De AEtiologie der Aziatische Cholera wordt voorafgegaan door eene philosophisch-physiologische inleiding, betoogende het standpunt van ons microcosmus tot het macrocosmus. Nieuwenhuys beroept zich hier op zijne, reeds in het jaar 1810 uitgegevene, Vooroordeelen en Misbruiken in de Geneeskunde, die in vele opzigten gunstig zijn opgenomen door het toenmalig geneeskundig publiek; daaruit leidt hij eene definitie van endemie, epidemie, contagium en miasma af, verklaart het ontstaan van epidemische en contagieuze ziekten niet alleen theoretisch, maar ook practisch, onderzoekt 1o. of de Aziatische Cholera miasmatisch, 2o. contagieus, 3o. of wel epidemisch is, en tracht zoo wel uit haar primitief ontstaan, als uit hare geboorte te Amsterdam, aan te toonen, dat zij oorspronkelijk epidemisch zijn moet, en tevens in hoe verre deze ziekte contagieus worden kan - en in dit opzigt voegt zich Rec. aan de zijde des Schrijvers.

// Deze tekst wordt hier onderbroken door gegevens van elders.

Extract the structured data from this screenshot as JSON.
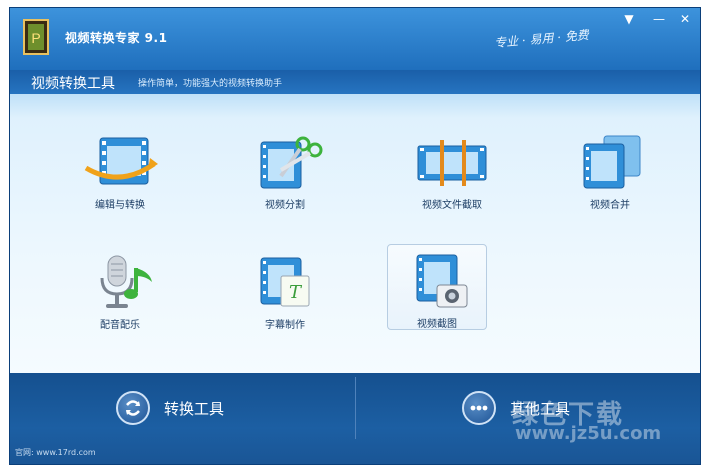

Om nu tot de wezenlijke naaste oorzaak, tot de nog toe onbekende x, der Aziatische Cholera te komen, zoekt de Schrijver (bl. 130-139) naar eene werking van het een of ander bestanddeel van den dampkring, hetwelk dezelfde verschijnselen op het dierlijk organismus te weeg brengt, als wij in de Aziatische Cholera hebben leeren kennen; en om daartoe te geraken, vorscht hij de eerste gevolgen van zoodanig eene oorzaak na, en onderscheidt deze van eene reeks van gevolgen, welke onmiddellijk wederom door deze eerste inwerking geboren worden: en zoo bewijst hij op eene bondige wijze, dat de eerste gevolgen van de inwerking x niets zijn dan eene verlamming of werkeloosheid der fijne huidzenuwen en haarvaten, welke met de electro-galvanische inwerking op het dierlijk zamenstel, volgens de Physiologie van Dr. wedemeijer, (pag. 241 en volg.) zoodanig overeenstemt, dat zij weinig of geen twijfel meer overlaat aan de identiteit van deze twee factoren. Vooral deze afdeeling moet in haar geheel gelezen worden, en heeft Rec. zoo zeer bevallen, dat hij zich overtuigd houdt, dat geen Geneeskundige, ook dàn wanneer hij niet geheel met den Schrijver overeenstemt, deze Wenken onvoldaan zal ter zijde leggen.
Rec. zoude te wijdloopig worden, bijaldien hij nog de parallel, door Dr. nieuwenhuys tusschen de Aziatische en sporadische Cholera en de tusschenpoozende koortsen getrokken, hetwelk niet minder verdient gelezen te worden, wilde uiteenzetten; ook dit bevat veel waars.